<-- Back to schedule

Big data biology for pythonistas: getting in on the genomics revolution

In 2001 Bill Clinton unveiled "the most important, most wondrous map ever produced by humankind" - the human genome. This monumental endeavour cost $3 billion, and took hundreds of scientists from all over the world 13 years. Today, a single person can generate such a map in ~2 days for $1000. This dramatic drop in cost means that we now have data for hundreds of thousands of people - and other species - from all corners of the globe, and cohorts are available for every major disease under the sun. Petabytes of new data are also being generated every day.

Most of this data is publicly available, so anyone with an internet connection can try in silico biology from the comfort of their own home. In my talk, I'll walk through what this data looks like, and how it's analysed - with a special focus on where python fits into the workflow (;tldr the most interesting parts!).
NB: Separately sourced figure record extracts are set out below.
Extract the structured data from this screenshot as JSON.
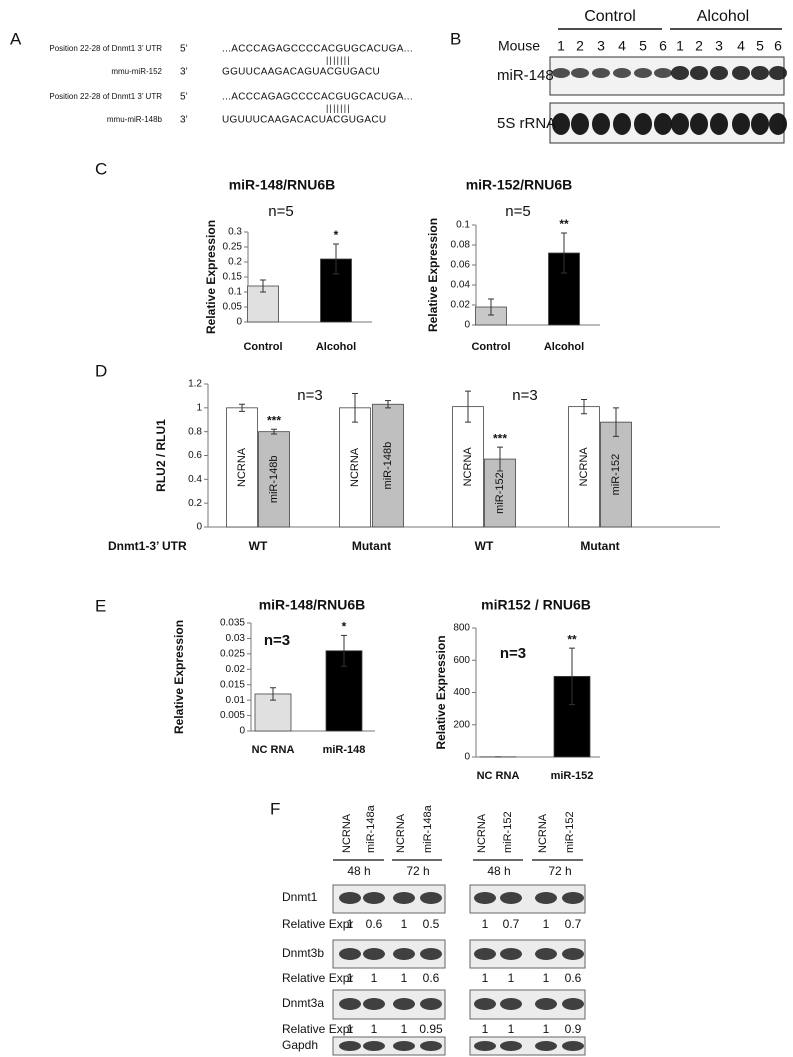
{
  "panel_labels": [
    "A",
    "B",
    "C",
    "D",
    "E",
    "F"
  ],
  "panel_a": {
    "rows": [
      {
        "label": "Position 22-28 of Dnmt1 3’ UTR",
        "end": "5’",
        "sequence": "...ACCCAGAGCCCCACGUGCACUGA..."
      },
      {
        "label": "mmu-miR-152",
        "end": "3’",
        "sequence": "GGUUCAAGACAGUACGUGACU"
      },
      {
        "label": "Position 22-28 of Dnmt1 3’ UTR",
        "end": "5’",
        "sequence": "...ACCCAGAGCCCCACGUGCACUGA..."
      },
      {
        "label": "mmu-miR-148b",
        "end": "3’",
        "sequence": "UGUUUCAAGACACUACGUGACU"
      }
    ],
    "pairing": "|||||||"
  },
  "panel_b": {
    "groups": [
      "Control",
      "Alcohol"
    ],
    "header": "Mouse",
    "lanes": [
      "1",
      "2",
      "3",
      "4",
      "5",
      "6",
      "1",
      "2",
      "3",
      "4",
      "5",
      "6"
    ],
    "rows": [
      "miR-148",
      "5S rRNA"
    ]
  },
  "chart_data": [
    {
      "type": "bar",
      "title": "miR-148/RNU6B",
      "annotations": [
        "n=5"
      ],
      "y_label": "Relative Expression",
      "categories": [
        "Control",
        "Alcohol"
      ],
      "values": [
        0.12,
        0.21
      ],
      "errors": [
        0.02,
        0.05
      ],
      "significance": [
        null,
        "*"
      ],
      "colors": [
        "#e0e0e0",
        "#000000"
      ],
      "ylim": [
        0,
        0.3
      ],
      "yticks": [
        0,
        0.05,
        0.1,
        0.15,
        0.2,
        0.25,
        0.3
      ]
    },
    {
      "type": "bar",
      "title": "miR-152/RNU6B",
      "annotations": [
        "n=5"
      ],
      "y_label": "Relative Expression",
      "categories": [
        "Control",
        "Alcohol"
      ],
      "values": [
        0.018,
        0.072
      ],
      "errors": [
        0.008,
        0.02
      ],
      "significance": [
        null,
        "**"
      ],
      "colors": [
        "#c8c8c8",
        "#000000"
      ],
      "ylim": [
        0,
        0.1
      ],
      "yticks": [
        0,
        0.02,
        0.04,
        0.06,
        0.08,
        0.1
      ]
    },
    {
      "type": "bar",
      "annotations": [
        "n=3",
        "n=3"
      ],
      "y_label": "RLU2 / RLU1",
      "x_label": "Dnmt1-3’ UTR",
      "groups": [
        "WT",
        "Mutant",
        "WT",
        "Mutant"
      ],
      "categories": [
        "NCRNA",
        "miR-148b",
        "NCRNA",
        "miR-148b",
        "NCRNA",
        "miR-152",
        "NCRNA",
        "miR-152"
      ],
      "values": [
        1.0,
        0.8,
        1.0,
        1.03,
        1.01,
        0.57,
        1.01,
        0.88
      ],
      "errors": [
        0.03,
        0.02,
        0.12,
        0.03,
        0.13,
        0.1,
        0.06,
        0.12
      ],
      "significance": [
        null,
        "***",
        null,
        null,
        null,
        "***",
        null,
        null
      ],
      "colors": [
        "#ffffff",
        "#bfbfbf",
        "#ffffff",
        "#bfbfbf",
        "#ffffff",
        "#bfbfbf",
        "#ffffff",
        "#bfbfbf"
      ],
      "ylim": [
        0,
        1.2
      ],
      "yticks": [
        0,
        0.2,
        0.4,
        0.6,
        0.8,
        1,
        1.2
      ]
    },
    {
      "type": "bar",
      "title": "miR-148/RNU6B",
      "annotations": [
        "n=3"
      ],
      "y_label": "Relative Expression",
      "categories": [
        "NC RNA",
        "miR-148"
      ],
      "values": [
        0.012,
        0.026
      ],
      "errors": [
        0.002,
        0.005
      ],
      "significance": [
        null,
        "*"
      ],
      "colors": [
        "#e0e0e0",
        "#000000"
      ],
      "ylim": [
        0,
        0.035
      ],
      "yticks": [
        0,
        0.005,
        0.01,
        0.015,
        0.02,
        0.025,
        0.03,
        0.035
      ]
    },
    {
      "type": "bar",
      "title": "miR152 / RNU6B",
      "annotations": [
        "n=3"
      ],
      "y_label": "Relative Expression",
      "categories": [
        "NC RNA",
        "miR-152"
      ],
      "values": [
        1,
        500
      ],
      "errors": [
        0,
        175
      ],
      "significance": [
        null,
        "**"
      ],
      "colors": [
        "#e0e0e0",
        "#000000"
      ],
      "ylim": [
        0,
        800
      ],
      "yticks": [
        0,
        200,
        400,
        600,
        800
      ]
    }
  ],
  "panel_f": {
    "rows": [
      "Dnmt1",
      "Dnmt3b",
      "Dnmt3a",
      "Gapdh"
    ],
    "expr_label": "Relative Expr",
    "blots": [
      {
        "lanes": [
          "NCRNA",
          "miR-148a",
          "NCRNA",
          "miR-148a"
        ],
        "times": [
          "48 h",
          "72 h"
        ],
        "relative_expr": [
          [
            1,
            0.6,
            1,
            0.5
          ],
          [
            1,
            1,
            1,
            0.6
          ],
          [
            1,
            1,
            1,
            0.95
          ]
        ]
      },
      {
        "lanes": [
          "NCRNA",
          "miR-152",
          "NCRNA",
          "miR-152"
        ],
        "times": [
          "48 h",
          "72 h"
        ],
        "relative_expr": [
          [
            1,
            0.7,
            1,
            0.7
          ],
          [
            1,
            1,
            1,
            0.6
          ],
          [
            1,
            1,
            1,
            0.9
          ]
        ]
      }
    ]
  }
}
I will also highlight some common pitfalls software engineers and developers face when getting into this space. Finally, I'll showcase several other facets of bioinformatics that sorely need contributions from good coders.

Genomics is rapidly entering the world of health care in both the public and private hospital sectors, and in direct-to-consumer genetic testing. Understanding this data, the challenges and limitations of its analytics will help us all make better-informed health and medical decisions, affecting our quality of life and those we love.

Darya Vanichkina

Dr Darya Vanichkina is a genomics data scientist at the Centenary Institute, University of Sydney. She is interested in the biology of the nervous and immune systems, and the roles that alternative splicing plays in modulating cellular phenotypes. This translates to a lot of next generation sequencing data analysis using the University's HPC cluster and AWS, all with the aim of understanding the basic biology of these systems, and what breaks in disease. She holds a bioinformatics and genomics PhD from the University of Queensland, and a Bachelors/Masters Degree in Biochemistry and Molecular Biology from Lomonosov Moscow State University.